After swiping the bottle back and taking a few thoughtful swigs, Seven licked the whiskey off his hips and slammed the half-empty bottle down on the bar, because loud noises helped him think. Then he turned his attention to his pistol, inspecting it carefully after the firefight, lips pursed as he concentrated. Taking care of his guns was practically better than therapy for what it did to sort his head right, had been ever since he’d first picked up a weapon way back in his days as a two-bit thug from the Bronx. There were something about it that just soothed a man. Once assured that all was in good working order, he turned his head and squinted at Ryan.
“I know you well enough to be sure that you’ve already got leads. So, my friend, enlighten me. Where are we dragging our asses next? I’m telling you, it’s been way too long since I’ve swung a hammer outside of a construction site.”
Ryan’s finger stayed on Andrew’s name and he paused. The right thing to do would be take care of the rest of the guys first and then ask Andrew. Not the most efficient or even what he was trained to do in the CIA, but part of him hoped that going through a list of idiot thugs would get him answers faster. That ain’t what your gut is sayin. Was all Rogue had to offer. She was right, but that didn’t mean Ryan had to listen to either her or his gut.
“I think I know who sent those boys over. A little payback would be nice, right? Maybe we can get some ideas from him.” Ryan took a final swing of the whiskey and placed it back on the bar neatly amidst the broken glass and spilled booze. “I’ll give you the details later. You need to get the hell out of here while they call in clean up.”

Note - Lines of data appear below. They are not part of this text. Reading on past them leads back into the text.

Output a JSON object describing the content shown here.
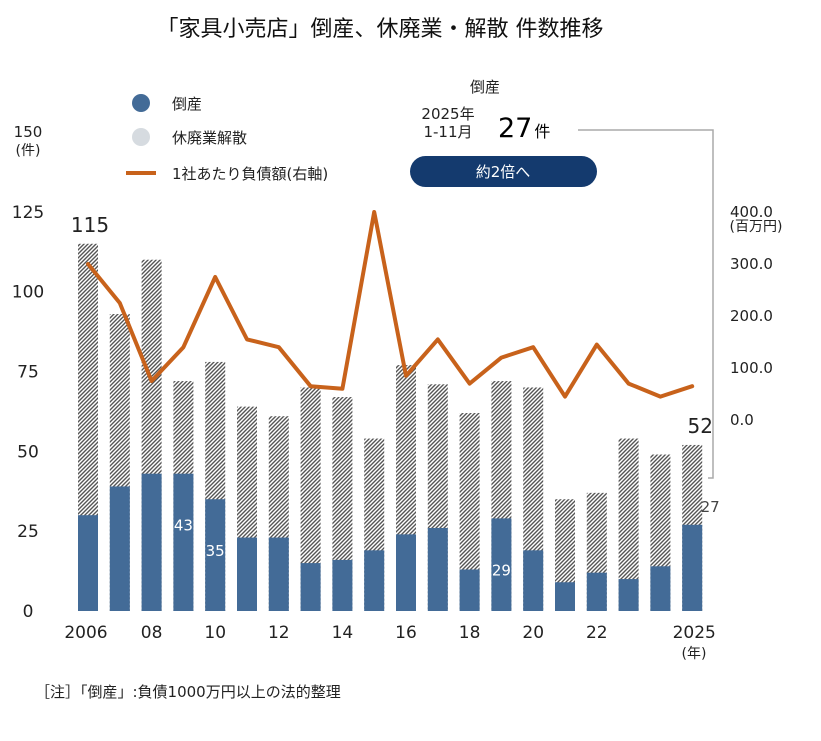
{
  "title": "「家具小売店」倒産、休廃業・解散 件数推移",
  "note": "［注］「倒産」:負債1000万円以上の法的整理",
  "callout": {
    "header": "倒産",
    "period": "2025年\n1-11月",
    "count_number": "27",
    "count_unit": "件",
    "badge": "約2倍へ"
  },
  "left_unit": "(件)",
  "right_unit": "(百万円)",
  "x_unit": "(年)",
  "colors": {
    "bankruptcy": "#436b97",
    "closure_dark": "#555555",
    "closure_light": "#ffffff",
    "debt_line": "#c8621b",
    "badge": "#143a6e",
    "callout_line": "#aaaaaa"
  },
  "chart_data": {
    "type": "bar",
    "title": "「家具小売店」倒産、休廃業・解散 件数推移",
    "categories": [
      "2006",
      "2007",
      "2008",
      "2009",
      "2010",
      "2011",
      "2012",
      "2013",
      "2014",
      "2015",
      "2016",
      "2017",
      "2018",
      "2019",
      "2020",
      "2021",
      "2022",
      "2023",
      "2024",
      "2025"
    ],
    "x_tick_labels": [
      {
        "index": 0,
        "label": "2006"
      },
      {
        "index": 2,
        "label": "08"
      },
      {
        "index": 4,
        "label": "10"
      },
      {
        "index": 6,
        "label": "12"
      },
      {
        "index": 8,
        "label": "14"
      },
      {
        "index": 10,
        "label": "16"
      },
      {
        "index": 12,
        "label": "18"
      },
      {
        "index": 14,
        "label": "20"
      },
      {
        "index": 16,
        "label": "22"
      },
      {
        "index": 19,
        "label": "2025"
      }
    ],
    "series": [
      {
        "name": "倒産",
        "axis": "left",
        "style": "solid-bar",
        "values": [
          30,
          39,
          43,
          43,
          35,
          23,
          23,
          15,
          16,
          19,
          24,
          26,
          13,
          29,
          19,
          9,
          12,
          10,
          14,
          27
        ],
        "labels": {
          "3": "43",
          "4": "35",
          "13": "29",
          "18": "14",
          "19": "27"
        }
      },
      {
        "name": "休廃業解散",
        "axis": "left",
        "style": "hatched-bar",
        "values": [
          115,
          93,
          110,
          72,
          78,
          64,
          61,
          70,
          67,
          54,
          77,
          71,
          62,
          72,
          70,
          35,
          37,
          54,
          49,
          52
        ],
        "labels": {
          "0": "115",
          "19": "52"
        }
      },
      {
        "name": "1社あたり負債額(右軸)",
        "axis": "right",
        "style": "line",
        "values": [
          300,
          225,
          75,
          140,
          275,
          155,
          140,
          65,
          60,
          400,
          85,
          155,
          70,
          120,
          140,
          45,
          145,
          70,
          45,
          65
        ]
      }
    ],
    "left_axis": {
      "min": 0,
      "max": 150,
      "ticks": [
        "0",
        "25",
        "50",
        "75",
        "100",
        "125",
        "150"
      ]
    },
    "right_axis": {
      "min": 0,
      "max": 400,
      "ticks": [
        "0.0",
        "100.0",
        "200.0",
        "300.0",
        "400.0"
      ]
    },
    "legend": "top-left",
    "grid": false
  }
}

“Revenge is an acquired taste, and I’ve had plenty of time to practice, darling.” Seven jumped down off the bar and swept his partner an ironic bow before he re-holstered his weapon. Then he cocked his head and swept his gaze over the shotgun he’d borrowed where it lay on the bar, reaching out to caress it with a lover’s touch. “Beautiful. It was lovely working with you both, let’s do it again real soon. Catch you later, Right Hand.”
Seven tapped one index finger against the side of his nose and aimed the other in Ryan’s direction as he backed away across the room, his expensive Italian shoes crunching over broken glass. He grabbed his jacket from the booth - sparing a wistful glance for the seat abandoned by the rich Armenian’s son, that was a pity - and rounded the corner, disappearing down the far staircase and sauntering off into the night.